Socialism only happens if we fight for it and fight for it hard. And if you think it was hard trying to get it on the way up, it may be a hell of a lot harder on the way down as those in charge have all the lessons of the past to draw on. It will take the blood of many of us to unseat the bastards. Of that I have little doubt.

Now, at the very peak of civilisation's complexity, now is the time for revolution.

It's now or it may be never.

BlackFlag
27th December 2013, 13:28
Socialism is hard to achieve in my opinion, and even harder to bring about.
As long as the high up stay powerful and the bourgeois keep a tight hold on the workers Socialism will stay hard to achieve.
This is because of families such as the Rothschild's and Goldman Sacc's. Now, before I get flooded with 'Anti-Semitism' just because both of those people are Jewish, keep in mind that I AM JEWISH.

There's plenty on both sides, people like Obama will make a fortune as they go on, he's going to make more money when he's not president as a 'guest speaker' and such.
But, if for some magical second people like the Rothschild's lose a grip and start to fade away, that's when Socialism may be achieved.

TheSocialistMetalhead
27th December 2013, 15:30
After a while, capitalism can only continue growing after destruction on a humongous scale (annihilating large parts of the world's economy). This is somewhat related to the cyclical scale of the system. After growth comes recession, then comes depression and then comes recovery followed by growth. The system can only support this cycle for so long: until further growth becomes nearly impossible or not sufficiently profitable for the capitalist. After this happens, you either get an economical crisis or you opt for the easy way out: you allow everything to be destroyed in a total war after which growth becomes easy and desirable again. I think someday people will realise how pointless this is and take matters into their own hands. So, if we, as socialists manage to generate enough awareness among the people who suffer the most as a result of this cycle, socialism should definitely be possible.

Wake_Robin
28th December 2013, 07:55
Even Jack London thought the revolution would take the better part of a millennium.
What is inevitable is the implosion of the capitalist system. What form the oligarchs shape our world after that is up to them, unless the great masses of people stand against them and their designs. Absent a coherent, coordinated international socialist movement, the world is theirs for the foreseeable future.

A Psychological Symphony
28th December 2013, 09:44
Nothing is inevitable and anything is possible.

Brutus
28th December 2013, 16:46
Nothing is inevitable and anything is possible.
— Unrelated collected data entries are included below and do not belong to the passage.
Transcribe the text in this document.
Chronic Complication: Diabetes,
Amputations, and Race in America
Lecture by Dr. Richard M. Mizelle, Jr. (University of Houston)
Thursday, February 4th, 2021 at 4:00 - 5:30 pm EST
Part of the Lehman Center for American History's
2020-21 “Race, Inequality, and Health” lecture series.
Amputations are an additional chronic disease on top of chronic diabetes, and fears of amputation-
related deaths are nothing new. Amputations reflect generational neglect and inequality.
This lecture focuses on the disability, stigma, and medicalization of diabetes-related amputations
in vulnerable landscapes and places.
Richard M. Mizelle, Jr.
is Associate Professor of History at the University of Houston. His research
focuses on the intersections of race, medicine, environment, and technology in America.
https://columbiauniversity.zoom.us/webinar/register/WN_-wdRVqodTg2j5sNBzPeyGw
Death is inevitable, and I can't walk on the sun. Idealistic poppycock.

The Intransigent Faction
30th December 2013, 08:02
Socialism or Barbarism...I feel less sure every day. :(

I mean sure most or all of us here are aware of the inherent contradictions in capitalism and its unstable tendencies, blah blah blah...but the idea that they will lead to socialism seems to rest on the intensifying contradictions of capital leading to greater class consciousness. On the contrary, they seem to make some people more reactionary as the bourgeoisie ramps up its effort in the "war of position", while revolutionaries still rely heavily on the "Old Guard" in that war.

In short, it's a race against time and nobody can say for sure how much there will be left to save by the time a revolution can save it.